Racaniello was not trying to set a tone for the 2010 season, though Mets players say that's exactly what he did. After enduring ugly September meltdowns that cost them playoff spots in 2007 and '08 and a disastrous 70-win season last year, the Mets are facing a long road back to respectability. And for the first time in an otherwise sterling six-year career, Wright, who is coming off his worst season, has ground to make up as well.
Wright is only 27, but this is the second time that he must lead New York out of a dark age. Five years ago, with the Mets coming off three straight losing seasons, he was a young star sifting through marriage proposals in the clubhouse, writing greeting cards on the bus, downing glasses of milk before games, providing an aimless organization with a quality in short supply—"hope," says then general manager Jim Duquette. Wright earned MVP votes every year from 2005 to '08 and won two Gold Gloves. He started a foundation at 22, wore a hard hat to the groundbreaking of Citi Field and for a few minutes back in 2006, when the Mets came within a game of the World Series, made the franchise cooler in New York than the Yankees. When his team lost 12 of its last 17 games to blow the National League East title in '07, Wright was exempt from blame because he hit .352 in September. When the Mets lost 10 of their last 17 to blow the wild-card berth in '08, Wright was absolved again because he hit .340 over the final month. "He had never really failed," says hitting coach Howard Johnson.
But last summer, as New York decomposed into 92-game losers, Wright finally went down. The one player who always seemed to transcend the Mets' misfortune suddenly looked just like them. His home run total sank from 33 to 10. His RBI total fell from 124 to 72. His slugging percentage dropped 87 points. His average rose to .307, which seemed to indicate that he was sacrificing power for contact, but he piled up a career-high 140 strikeouts. "I was never comfortable," Wright says. "I was always searching."
He was booed at home for the first time, went on the disabled list for the first time and finished with a losing record for the first time since his rookie season, 2004. As he sat stone-faced through one miserable week after another—"I love his smile," general manager Omar Minaya says, "and I didn't see it much"—'06 felt like a whole era ago. "I tell him, 'Hey, it's not the end of the world,'" said his father, Rhon. "But to him I think it does sometimes seem that important."
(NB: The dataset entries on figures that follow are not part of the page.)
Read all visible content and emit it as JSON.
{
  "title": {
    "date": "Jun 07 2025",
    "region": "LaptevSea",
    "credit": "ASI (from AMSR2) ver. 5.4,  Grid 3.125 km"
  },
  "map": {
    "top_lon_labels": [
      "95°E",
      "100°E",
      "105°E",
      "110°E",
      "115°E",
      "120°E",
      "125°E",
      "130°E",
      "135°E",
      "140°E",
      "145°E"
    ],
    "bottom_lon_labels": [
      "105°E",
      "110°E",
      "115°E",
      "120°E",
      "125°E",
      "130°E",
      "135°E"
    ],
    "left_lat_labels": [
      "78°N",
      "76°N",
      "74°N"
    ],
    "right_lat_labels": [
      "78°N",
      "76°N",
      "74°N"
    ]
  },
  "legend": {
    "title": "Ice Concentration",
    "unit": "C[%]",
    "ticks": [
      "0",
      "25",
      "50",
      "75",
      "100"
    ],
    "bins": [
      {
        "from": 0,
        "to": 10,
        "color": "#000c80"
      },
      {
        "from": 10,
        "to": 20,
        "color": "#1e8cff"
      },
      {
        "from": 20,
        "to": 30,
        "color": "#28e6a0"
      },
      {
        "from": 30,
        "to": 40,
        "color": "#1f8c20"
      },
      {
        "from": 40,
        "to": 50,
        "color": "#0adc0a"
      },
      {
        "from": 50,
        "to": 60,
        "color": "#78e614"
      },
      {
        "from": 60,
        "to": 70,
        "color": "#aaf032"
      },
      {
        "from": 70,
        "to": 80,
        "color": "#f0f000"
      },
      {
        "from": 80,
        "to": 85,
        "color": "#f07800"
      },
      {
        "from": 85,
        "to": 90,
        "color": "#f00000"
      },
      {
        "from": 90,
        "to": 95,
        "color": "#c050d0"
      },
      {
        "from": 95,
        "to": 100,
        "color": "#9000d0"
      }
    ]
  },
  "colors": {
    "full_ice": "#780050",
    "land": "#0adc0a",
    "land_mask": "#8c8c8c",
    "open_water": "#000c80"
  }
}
Like most megamarket teams, the Mets are stacked with mercenaries who come from other places, rent houses in the suburbs and skip town the day after the final pitch. But Wright grew up cheering for Mets farmhands at Triple A Norfolk. He played for a New York showcase team in high school. He lives year-round in Manhattan's Flatiron District, where the back pages slap him in the face. Besides the Wilpons, the family that owns the franchise, few have invested more in the team than Wright. So when the Yankees are celebrating and the Mets are suffering and the punch lines are flying—David Letterman reported last month that the Mets signed the Iraqi journalist who "threw the shoes at President Bush"—he feels them like shots to the midsection.